Some patients experience bleeding episodes upwards of 20 or more times a year, he added. "Our goal here would be to reduce that instance of bleeding … to a much smaller number, and that’s where the real value proposition would exist."
Maraganore said that while Alnylam has not provided specific guidance on the timing of future clinical trials of ALN-AT3, "our vision is very broad based with that program and you're going to see us doing multiple Phase II … and ultimately Phase III [studies to] … capture the broadest opportunity with that product."
Complete results from the ongoing Phase I trial are expected to be released in mid-2015.
HBV
Alnylam's efforts in HBV are also steadily advancing following the company's acquisition of the program along with Merck's RNAi assets early this year.
Maraganore cited non-human primate data generated by Merck showing that a single 0.25 mg/kg dose of siRNAs against a conserved region of the HBV genome could lead to a greater than two-log reduction in surface antigen, a key marker of active infection.
But he noted that this was achieved using lipid nanoparticles (LNPs), which "we don't think is the right approach" given the need for premedication to address the immune stimulation that these delivery vehicles can trigger.

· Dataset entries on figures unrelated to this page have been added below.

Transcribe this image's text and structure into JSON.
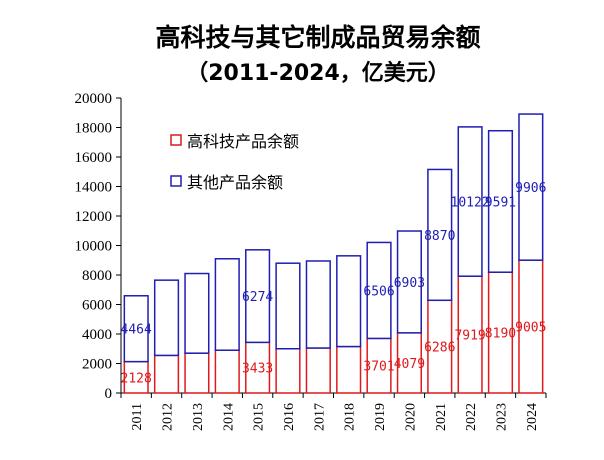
{
  "chart_data": {
    "type": "bar",
    "stacked": true,
    "title_line1": "高科技与其它制成品贸易余额",
    "title_line2": "（2011-2024，亿美元）",
    "xlabel": "",
    "ylabel": "",
    "ylim": [
      0,
      20000
    ],
    "yticks": [
      0,
      2000,
      4000,
      6000,
      8000,
      10000,
      12000,
      14000,
      16000,
      18000,
      20000
    ],
    "grid": false,
    "legend_position": "top-left",
    "categories": [
      "2011",
      "2012",
      "2013",
      "2014",
      "2015",
      "2016",
      "2017",
      "2018",
      "2019",
      "2020",
      "2021",
      "2022",
      "2023",
      "2024"
    ],
    "series": [
      {
        "name": "高科技产品余额",
        "color": "#e0191c",
        "values": [
          2128,
          2550,
          2700,
          2900,
          3433,
          3000,
          3050,
          3150,
          3701,
          4079,
          6286,
          7919,
          8190,
          9005
        ],
        "labels": [
          "2128",
          "",
          "",
          "",
          "3433",
          "",
          "",
          "",
          "3701",
          "4079",
          "6286",
          "7919",
          "8190",
          "9005"
        ]
      },
      {
        "name": "其他产品余额",
        "color": "#1f1fb4",
        "values": [
          4464,
          5100,
          5400,
          6200,
          6274,
          5800,
          5900,
          6150,
          6506,
          6903,
          8870,
          10122,
          9591,
          9906
        ],
        "labels": [
          "4464",
          "",
          "",
          "",
          "6274",
          "",
          "",
          "",
          "6506",
          "6903",
          "8870",
          "10122",
          "9591",
          "9906"
        ]
      }
    ]
  }
}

"From a tolerability standpoint … that just wouldn't work in hep B," he said. "In fact, that's one of the reasons that Merck didn't pursue that approach because of the [pre-medication] challenges with the LNPs."
GalNAc conjugates, which facilitate delivery via uptake through the asialoglycoprotein receptors expressed on the surface of hepatocytes, can overcome that issue, Maraganore added. "So over the course of the year, we've been working to convert the siRNA that was previously encapsulated in the LNP into a GalNAc-conjugate."
Alnylam now expects it will be in a position to begin Phase I testing of an HBV candidate in Europe in late 2015 or early 2016.
Q3
For the three-month period ended Sept. 30, Alnylam posted a net loss of $44 million, or $.58 a share, compared with $29.7 million, or $.48 a share, in the same period a year earlier.
Revenues in the quarter were $11 million, up from $9 million a year ago, and included $7.6 million from partners Takeda Pharmaceuticals and The Medicines Company, and $3.4 million from technology licensee Monsanto.
Research and development spending in the quarter rose to $46.3 million from $34.5 million, while general and administrative expenses climbed to $9.9 million from $6.8 million.
At the end of September, Alnylam had cash, cash equivalents, and marketable securities totaling $915.2 million. The company said it expects to end 2014 with over $860 million.